Anti-mitokondriyal antikorlar (AMA), mitokondriyanın proteinlerini hedefleyen otoantikorlardır. İlk olarak 1956'da karaciğerin birincil biliyer sirozu olan bir hastada tanımlandılar.
İçindekiler:
- Antimitokondriyal antikorlar - türleri
- Antimitokondriyal antikorlar - çalışma için endikasyonlar
- Antimitokondriyal antikorlar - test nedir?
- Antimitokondriyal antikorlar - sonuç nasıl yorumlanır?
Birincil biliyer siroz, esas olarak kadınları etkileyen ve diğerlerinin yanı sıra, intrahepatik safra kanallarının yok edilmesini içeren bir otoimmün hastalıktır. mitokondrinin iç zarında lokalize olan piruvat dehidrojenaz kompleksinin E2 bileşenine yönelik anti-mitokondriyal antikorlar.
Antimitokondriyal antikorlar - türleri
Birkaç tür anti-mitokondriyal antikor vardır:
- M1 - kardiyolipine (ACA) karşı
- M2 - alfa-ketoglutarat dehidrojenaza karşı
- M3 - dış mitokondriyal zara karşı
- M4 - sülfit oksidaza karşı
- M5, M6, M8 - dış mitokondriyal zarın proteinlerine karşı
- M7 - sarkozin dehidrojenaza karşı
- M9 - glikojen fosforilaza karşı
Anti-mitokondriyal antikorlar M2 ve M9, birincil biliyer siroz için en spesifik olarak kabul edilir. Diğer antikor tipleri, örneğin sistemik lupus eritematozda mevcut olabilir.
Antimitokondriyal antikorlar - çalışma için endikasyonlar
Primer biliyer siroz şüphesinde diğer otoantikorlarla (örneğin antinükleer antikorlar) birlikte antimitokondriyal antikor testi istenir.
Hastalığın semptomları arasında kronik yorgunluk ve kaşıntılı cilt bulunur. Tedavi edilmeyen birincil biliyer siroz, karaciğer sirozuna yol açar.
Anti-mitokondriyal antikorlar, bu hastalığın duyarlı ve spesifik bir belirtecidir ve hastaların% 90-95'inde mevcuttur.
Antimitokondriyal antikorlar - test nedir?
Açlık dirsek bükme kanı, anti-mitokondriyal antikorları belirlemek için kullanılır. Anti-mitokondriyal antikorların seviyesi, immünolojik yöntemlerle belirlenir. En yaygın yöntem dolaylı immünofloresandır.

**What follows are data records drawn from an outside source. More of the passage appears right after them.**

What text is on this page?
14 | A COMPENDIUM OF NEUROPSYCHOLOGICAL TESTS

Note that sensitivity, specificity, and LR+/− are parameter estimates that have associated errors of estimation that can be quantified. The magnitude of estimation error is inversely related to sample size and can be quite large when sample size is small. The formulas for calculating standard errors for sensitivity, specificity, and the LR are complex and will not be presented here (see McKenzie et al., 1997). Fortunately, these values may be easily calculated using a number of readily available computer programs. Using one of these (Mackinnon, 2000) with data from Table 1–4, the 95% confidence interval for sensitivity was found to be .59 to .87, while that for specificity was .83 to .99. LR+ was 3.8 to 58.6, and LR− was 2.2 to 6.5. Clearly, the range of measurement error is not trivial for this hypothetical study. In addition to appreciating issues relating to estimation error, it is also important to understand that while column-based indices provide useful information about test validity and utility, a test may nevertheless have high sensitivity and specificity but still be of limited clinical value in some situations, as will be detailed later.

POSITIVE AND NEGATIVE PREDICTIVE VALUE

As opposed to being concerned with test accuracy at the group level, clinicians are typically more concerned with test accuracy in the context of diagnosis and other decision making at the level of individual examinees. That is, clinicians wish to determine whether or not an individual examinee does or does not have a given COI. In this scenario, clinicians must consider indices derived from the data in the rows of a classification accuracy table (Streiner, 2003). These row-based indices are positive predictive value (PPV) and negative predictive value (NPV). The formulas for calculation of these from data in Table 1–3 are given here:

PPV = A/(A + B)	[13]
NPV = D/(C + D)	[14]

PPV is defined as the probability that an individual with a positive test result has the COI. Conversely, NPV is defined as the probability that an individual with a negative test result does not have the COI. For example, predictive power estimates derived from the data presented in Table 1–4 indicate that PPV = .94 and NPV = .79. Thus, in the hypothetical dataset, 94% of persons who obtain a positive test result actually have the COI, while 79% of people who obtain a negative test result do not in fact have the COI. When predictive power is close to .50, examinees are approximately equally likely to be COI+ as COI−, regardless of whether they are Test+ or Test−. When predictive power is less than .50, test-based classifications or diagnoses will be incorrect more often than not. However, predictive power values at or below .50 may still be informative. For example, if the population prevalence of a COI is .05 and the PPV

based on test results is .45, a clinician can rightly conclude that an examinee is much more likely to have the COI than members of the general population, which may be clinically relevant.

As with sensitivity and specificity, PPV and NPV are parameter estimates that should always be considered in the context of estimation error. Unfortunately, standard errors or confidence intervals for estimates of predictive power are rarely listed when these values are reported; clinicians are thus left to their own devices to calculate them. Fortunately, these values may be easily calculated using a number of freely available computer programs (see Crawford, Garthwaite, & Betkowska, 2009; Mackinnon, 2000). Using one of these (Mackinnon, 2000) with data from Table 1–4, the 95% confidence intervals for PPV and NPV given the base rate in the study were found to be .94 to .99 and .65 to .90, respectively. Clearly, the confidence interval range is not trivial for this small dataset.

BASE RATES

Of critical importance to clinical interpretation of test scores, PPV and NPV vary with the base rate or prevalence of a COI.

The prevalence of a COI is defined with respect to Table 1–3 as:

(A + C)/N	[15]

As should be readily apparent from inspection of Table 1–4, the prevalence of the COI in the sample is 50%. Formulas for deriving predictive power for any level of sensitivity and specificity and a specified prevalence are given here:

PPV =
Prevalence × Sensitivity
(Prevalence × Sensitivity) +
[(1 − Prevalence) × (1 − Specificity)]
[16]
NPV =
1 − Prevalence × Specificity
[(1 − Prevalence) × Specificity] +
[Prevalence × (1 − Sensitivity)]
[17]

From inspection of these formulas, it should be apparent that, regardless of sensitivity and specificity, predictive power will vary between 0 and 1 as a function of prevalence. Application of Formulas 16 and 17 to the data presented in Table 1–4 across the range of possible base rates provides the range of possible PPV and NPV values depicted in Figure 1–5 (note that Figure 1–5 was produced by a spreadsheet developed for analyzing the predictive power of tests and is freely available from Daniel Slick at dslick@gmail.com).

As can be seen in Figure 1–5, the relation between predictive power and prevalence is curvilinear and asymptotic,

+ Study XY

Test edilen örnekte anti-mitokondriyal antikorların varlığının doğrulanmasından sonra, antikor titresi, yani antikorların varlığının tespit edilebildiği en yüksek serum seyreltmesi belirlenir.
Antimitokondriyal antikorlar - sonuç nasıl yorumlanır?
Pozitif bir sonuç, 1: 40'tan büyük bir antikor titresinin varlığıdır. Anti-mitokondriyal antikorlar için serolojik test, karmaşık bir teşhis sürecinin bir parçasıdır ve pozitif bir sonuç her zaman klinik tablo ve hastalığın karakteristik semptomlarının varlığı bağlamında yorumlanmalıdır.
Edebiyat:
- İç hastalıklar, Szczeklik A., Medycyna Praktyczna Kraków 2010 tarafından düzenlenmiştir.
- Berg PA, Klein R Antimitokondriyal antikorlar, birincil biliyer siroz ve diğer bozukluklarda: tanım ve kliniklik. Dig Dis 1992, 10 (2), 85-101.
- Muratori L. ve diğerleri, Primer Biliyer Sirozda Antimitokondriyal Antikorlar ve Diğer Antikorlar: Tanısal ve Prognostik Değer. Clin Liver Dis Clin Liver Dis. 2008, 12 (2), 261-76.
Karolina Karabin, MD, PhD, moleküler biyolog, laboratuvar teşhis uzmanı, Cambridge Diagnostics Polska, mikrobiyoloji alanında uzman biyolog ve laboratuvar çalışmalarında 10 yılı aşkın deneyime sahip laboratuvar teşhis uzmanı olarak eğitim almıştır. Moleküler Tıp Fakültesi mezunu ve Polonya İnsan Genetiği Derneği üyesi, Varşova Tıp Üniversitesi Hematoloji, Onkoloji ve İç Hastalıkları Bölümü Moleküler Tanı Laboratuvarı'nda araştırma bursları başkanı. Varşova Tıp Üniversitesi 1. Tıp Fakültesi'nde tıbbi biyoloji alanında tıp bilimleri doktoru unvanını savundu. Laboratuvar teşhisi, moleküler biyoloji ve beslenme alanında birçok bilimsel ve popüler bilim eserinin yazarı. Günlük olarak, laboratuvar teşhisleri alanında bir uzman olarak, Cambridge Diagnostics Polska'da temel departmanı yönetiyor ve CD Diyet Kliniğinde bir diyetisyen ekibi ile işbirliği yapıyor. Hastalıkların teşhisi ve diyet tedavisi konusundaki pratik bilgilerini konferanslarda, eğitimlerde, dergilerde ve web sitelerinde uzmanlarla paylaşmaktadır. Özellikle modern yaşam tarzının vücuttaki moleküler süreçler üzerindeki etkisiyle ilgileniyor.